For the second consecutive year, the [Eugene Dupuch Law School]( was declared the overall winners of the Caribbean Court of Justice (CCJ) International Law Moot.

Representing team EDLS at the 3rd annual CCJ International Law Moot held in Trinidad and Tobago, March 23, 2011, were Roderick Dawson Malone (Lead Counsel), Anishka Pennerman (Junior Counsel) and Wilfred Bain (Researcher). The team was successful in its round against the University of Technology (Jamaica) and came first overall. The Norman Manley Law School was the second place finisher and the Hugh Wooding Law School finished third. Other institutions participating in the competition were the University of Guyana, the University of the West Indies (Cave Hill) and Anton de Kom University of Suriname. Participants mooted before their Honours, The Hon. Mr. Justice Wit, The Hon. Mr. Justice Hayton and The Hon. Mr. Justice Anderson, three of the Judges of the CCJ.

The Court stated that the Eugene Dupuch Law School had presented the best skeleton arguments.

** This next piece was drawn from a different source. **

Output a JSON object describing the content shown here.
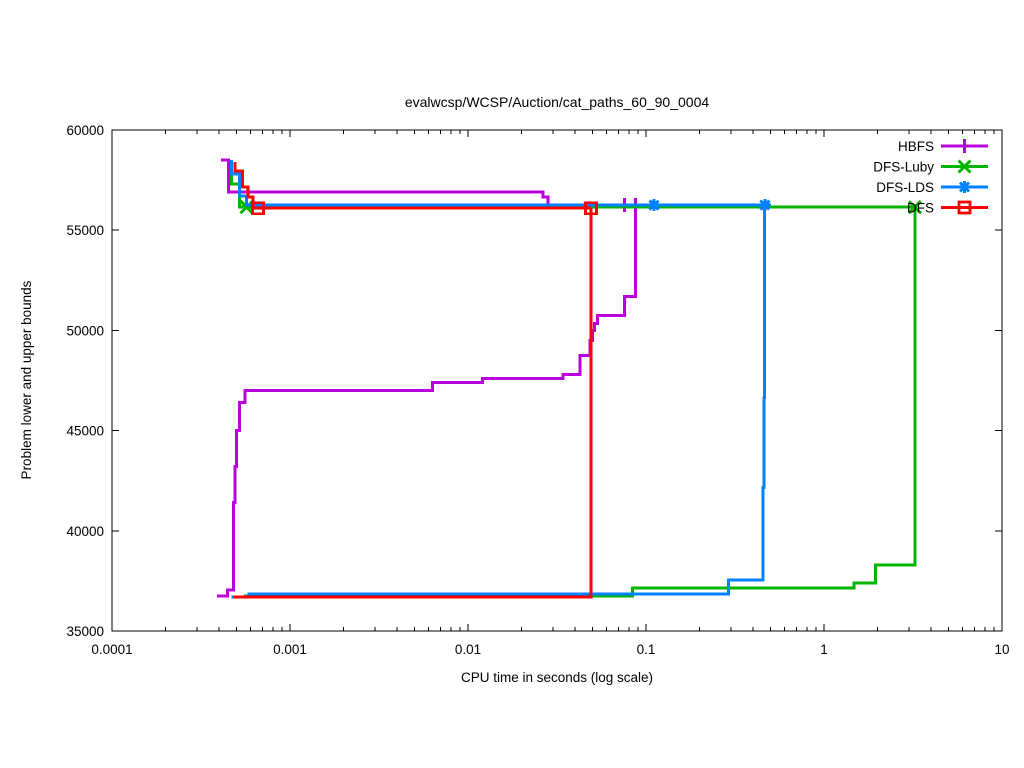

The Court said that there was a very good strategy in the skeleton arguments which were backed up in the oral arguments of Lead Counsel, Roderick Malone. The Court said that it was well impressed with Mr. Malone, noting that he did ‘a very good job’, was professional in his presentation and responded well to the questions that were put to him. Mr. Malone, the court said, was well supported by Ms. Pennerman who, having looked at the various factors, dealt well with a tricky area of the law. The Court also observed that Ms. Pennerman was direct in her speech and ‘maintained eye contact which is always very good’.
Mr. Wilfred Bain’s research contribution to the team must also be acknowledged. On moot day Mr. Bain managed the Court’s technological aids during Mr. Malone’s and Ms. Pennerman’s presentations.

In closing comments, President of the CCJ, The Rt. Hon. Mr. Justice de la Bastide, said that the purpose of the Moot was to hone the advocacy skills of students who participate, to help to familiarise students with and bring alive to students the Revised Treaty of Chaguaramas, to bring to the fore the original jurisdiction of the CCJ and to serve as an integration exercise bringing together students, tutors, principals, and supporters from around the region.

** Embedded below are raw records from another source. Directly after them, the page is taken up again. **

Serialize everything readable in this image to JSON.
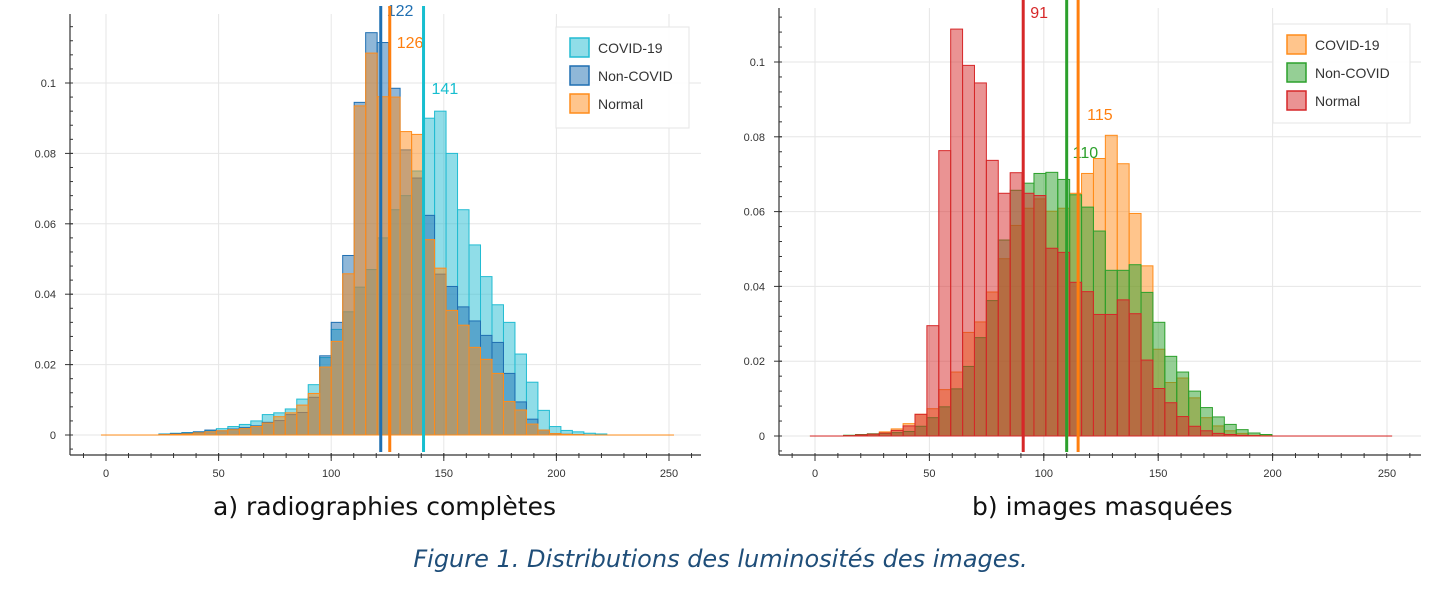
{
  "figure_caption": "Figure 1. Distributions des luminosités des images.",
  "chart_data": [
    {
      "type": "histogram",
      "caption": "a) radiographies complètes",
      "xlim": [
        -5,
        262
      ],
      "ylim": [
        -0.006,
        0.1195
      ],
      "xticks": [
        0,
        50,
        100,
        150,
        200,
        250
      ],
      "yticks": [
        0,
        0.02,
        0.04,
        0.06,
        0.08,
        0.1
      ],
      "ytick_labels": [
        "0",
        "0.02",
        "0.04",
        "0.06",
        "0.08",
        "0.1"
      ],
      "grid": true,
      "legend_position": "top-right",
      "bin_edges": [
        -2,
        23.5,
        28.6,
        33.7,
        38.8,
        43.9,
        49,
        54.1,
        59.2,
        64.3,
        69.4,
        74.5,
        79.6,
        84.7,
        89.8,
        94.9,
        100,
        105.1,
        110.2,
        115.3,
        120.4,
        125.5,
        130.6,
        135.7,
        140.8,
        145.9,
        151,
        156.1,
        161.2,
        166.3,
        171.4,
        176.5,
        181.6,
        186.7,
        191.8,
        196.9,
        202,
        207.1,
        212.2,
        217.3,
        222.4,
        252
      ],
      "series": [
        {
          "name": "COVID-19",
          "color": "#22bcd2",
          "values": [
            0,
            0.0003,
            0.0005,
            0.0007,
            0.0009,
            0.0013,
            0.0018,
            0.0024,
            0.003,
            0.004,
            0.0058,
            0.0063,
            0.0074,
            0.0102,
            0.0143,
            0.022,
            0.03,
            0.035,
            0.042,
            0.047,
            0.056,
            0.064,
            0.068,
            0.075,
            0.09,
            0.092,
            0.08,
            0.064,
            0.054,
            0.045,
            0.037,
            0.032,
            0.023,
            0.015,
            0.007,
            0.0024,
            0.0013,
            0.0009,
            0.0005,
            0.0003,
            0
          ]
        },
        {
          "name": "Non-COVID",
          "color": "#1f6fb2",
          "values": [
            0,
            0.0002,
            0.0004,
            0.0006,
            0.0009,
            0.0014,
            0.0012,
            0.0017,
            0.0021,
            0.0026,
            0.0036,
            0.0041,
            0.0058,
            0.0064,
            0.0107,
            0.0225,
            0.032,
            0.051,
            0.0945,
            0.1143,
            0.1115,
            0.0985,
            0.081,
            0.073,
            0.0624,
            0.0457,
            0.0422,
            0.0364,
            0.0324,
            0.0283,
            0.0263,
            0.0175,
            0.0094,
            0.0045,
            0.0014,
            0.0004,
            0.0002,
            0.0001,
            0,
            0,
            0
          ]
        },
        {
          "name": "Normal",
          "color": "#ff8c1a",
          "values": [
            0,
            0.0001,
            0.0002,
            0.0003,
            0.0006,
            0.0009,
            0.0012,
            0.0015,
            0.0018,
            0.0024,
            0.0034,
            0.0052,
            0.0063,
            0.0085,
            0.0118,
            0.0193,
            0.0266,
            0.0458,
            0.0935,
            0.1085,
            0.0961,
            0.096,
            0.0862,
            0.0854,
            0.0555,
            0.0474,
            0.0354,
            0.0312,
            0.0249,
            0.0215,
            0.0175,
            0.0095,
            0.0071,
            0.0031,
            0.0014,
            0.0004,
            0.0002,
            0.0001,
            0,
            0,
            0
          ]
        }
      ],
      "mean_lines": [
        {
          "series": "Non-COVID",
          "x": 122,
          "label": "122",
          "color": "#1f6fb2"
        },
        {
          "series": "Normal",
          "x": 126,
          "label": "126",
          "color": "#ff7f0e"
        },
        {
          "series": "COVID-19",
          "x": 141,
          "label": "141",
          "color": "#17becf"
        }
      ]
    },
    {
      "type": "histogram",
      "caption": "b) images masquées",
      "xlim": [
        -5,
        262
      ],
      "ylim": [
        -0.005,
        0.1145
      ],
      "xticks": [
        0,
        50,
        100,
        150,
        200,
        250
      ],
      "yticks": [
        0,
        0.02,
        0.04,
        0.06,
        0.08,
        0.1
      ],
      "ytick_labels": [
        "0",
        "0.02",
        "0.04",
        "0.06",
        "0.08",
        "0.1"
      ],
      "grid": true,
      "legend_position": "top-right",
      "bin_edges": [
        -2,
        12.5,
        17.7,
        22.9,
        28.1,
        33.3,
        38.5,
        43.7,
        48.9,
        54.1,
        59.3,
        64.5,
        69.7,
        74.9,
        80.1,
        85.3,
        90.5,
        95.7,
        100.9,
        106.1,
        111.3,
        116.5,
        121.7,
        126.9,
        132.1,
        137.3,
        142.5,
        147.7,
        152.9,
        158.1,
        163.3,
        168.5,
        173.7,
        178.9,
        184.1,
        189.3,
        194.5,
        199.7,
        252
      ],
      "series": [
        {
          "name": "COVID-19",
          "color": "#ff8c1a",
          "values": [
            0,
            0.0001,
            0.0002,
            0.0005,
            0.0011,
            0.0019,
            0.0033,
            0.0058,
            0.0073,
            0.0124,
            0.0171,
            0.0277,
            0.0305,
            0.0385,
            0.0474,
            0.0563,
            0.0609,
            0.0634,
            0.0601,
            0.0609,
            0.0649,
            0.0702,
            0.0742,
            0.0804,
            0.0728,
            0.0595,
            0.0455,
            0.0232,
            0.0143,
            0.0155,
            0.0102,
            0.0049,
            0.0027,
            0.0014,
            0.0007,
            0.0002,
            0.0001,
            0
          ]
        },
        {
          "name": "Non-COVID",
          "color": "#2ca02c",
          "values": [
            0,
            0.0002,
            0.0004,
            0.0006,
            0.0007,
            0.0009,
            0.0012,
            0.0026,
            0.0049,
            0.0078,
            0.0126,
            0.0186,
            0.0263,
            0.0362,
            0.0524,
            0.0657,
            0.0676,
            0.0702,
            0.0705,
            0.0686,
            0.0645,
            0.0612,
            0.0548,
            0.0443,
            0.0443,
            0.0458,
            0.0384,
            0.0304,
            0.0213,
            0.0171,
            0.012,
            0.0076,
            0.0051,
            0.0031,
            0.0017,
            0.0008,
            0.0004,
            0
          ]
        },
        {
          "name": "Normal",
          "color": "#d62728",
          "values": [
            0,
            0.0001,
            0.0003,
            0.0005,
            0.0008,
            0.0015,
            0.0027,
            0.0058,
            0.0295,
            0.0763,
            0.1088,
            0.0991,
            0.0944,
            0.0737,
            0.0649,
            0.0704,
            0.0649,
            0.0643,
            0.0502,
            0.0491,
            0.0411,
            0.0386,
            0.0325,
            0.0325,
            0.0364,
            0.0327,
            0.0203,
            0.0127,
            0.0089,
            0.0052,
            0.0026,
            0.0014,
            0.0007,
            0.0004,
            0.0002,
            0.0001,
            0,
            0
          ]
        }
      ],
      "mean_lines": [
        {
          "series": "Normal",
          "x": 91,
          "label": "91",
          "color": "#d62728"
        },
        {
          "series": "Non-COVID",
          "x": 110,
          "label": "110",
          "color": "#2ca02c"
        },
        {
          "series": "COVID-19",
          "x": 115,
          "label": "115",
          "color": "#ff7f0e"
        }
      ]
    }
  ]
}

The Eugene Dupuch Law School opened its doors in Nassau, Bahamas to its first students in September 1998. Like its sibling schools, the Hugh Wooding Law School in Trinidad and Tobago and the Norman Manley Law School in Jamaica, which were both established in 1975, the Eugene Dupuch Law School prepares students for admission to practice in the Caribbean territories. To date, students who have graduated from the Eugene Dupuch Law School have come from Anguilla, Antigua, The Bahamas, Barbados, the Turks & Caicos Islands, the British Virgin Islands, Guyana, Jamaica, Trinidad and Tobago, St. Kitts and Nevis, St.Vincent & The Grenadines and the U.S. Virgin Islands.